Tracking With Mink Clan, Bobcats Oh My!
Today we had quite the tracking adventure across the creek to an area of the land we have never visited before. Recently with the snow, following animal prints is so easy but without the white fluffy stuff I thought showing the boys the more invisible world of sign tracking would be fun. Animals leave sign of their activity wherever they go, creating trails from walking, feeding on plants, and leaving sign behind to attract mates.

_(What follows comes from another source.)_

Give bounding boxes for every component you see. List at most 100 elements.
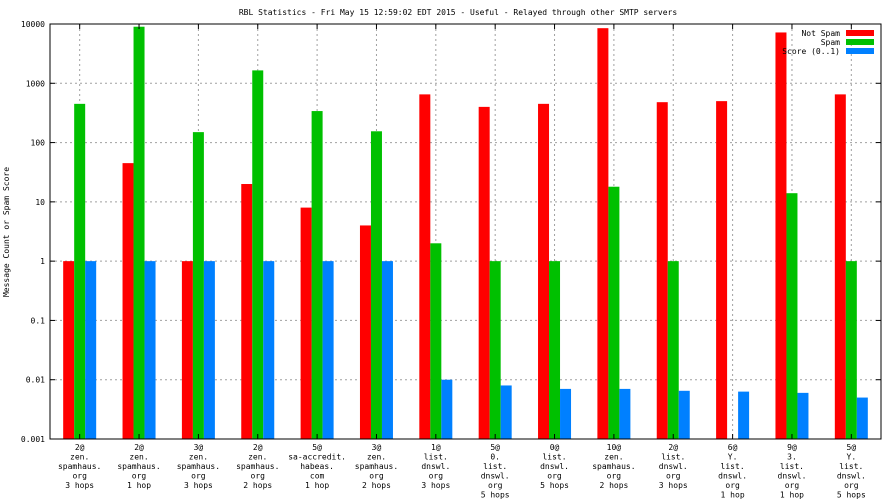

The adventure started as many of ours do, as a challenge. I let everyone know that if they wanted to come with me they needed to be extremely quite and stealthy because I was taking them to the favorite resting spot of a female bobcat that has taken up residence here. We started down a well used deer trail and I pointed out many of their signs including scat, scent marking scrapes, beds and feeding sign. I find that the boys are always more engaged when I teach them through using my body to imitate the animal we are following. So instead of just pointing out feeding sign and telling them what it is, I pretend to nibble on the plant myself. Not only does this drop them deeper into our activity but keeps them from using human language. On their own the boys adopted using bird calls and whistles to gain the groups attention when they had found something interesting. This is exactly the kind of culture we try and foster here at Feet on the Earth.

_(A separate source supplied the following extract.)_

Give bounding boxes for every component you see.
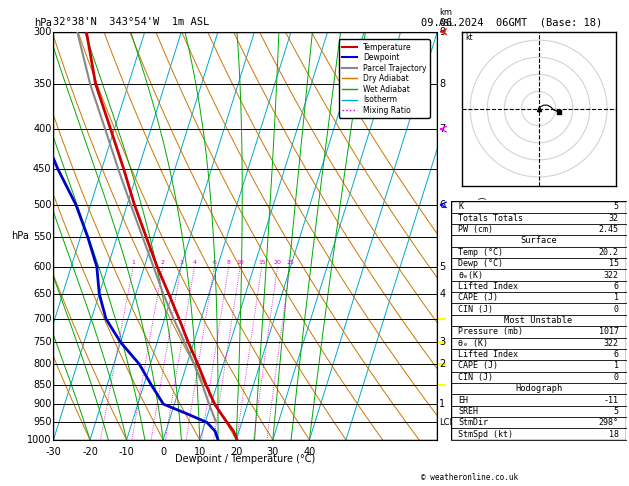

After much side adventuring we finally made it within sight of the bobcats favorite sleepy spot. With the boys behind me we crept up in our best nature ninja form to recon the bed and see if she was there. From over a dozen yards back I could tell she wasn’t there but we snuck in regardless. Deer also frequent the bed which is under a prominent juniper, shielded from the wind making finding leftover hair a fun exercise. We ended up finding not only deer hair but hair from this shadow cat of the woods our elusive bobcat friend.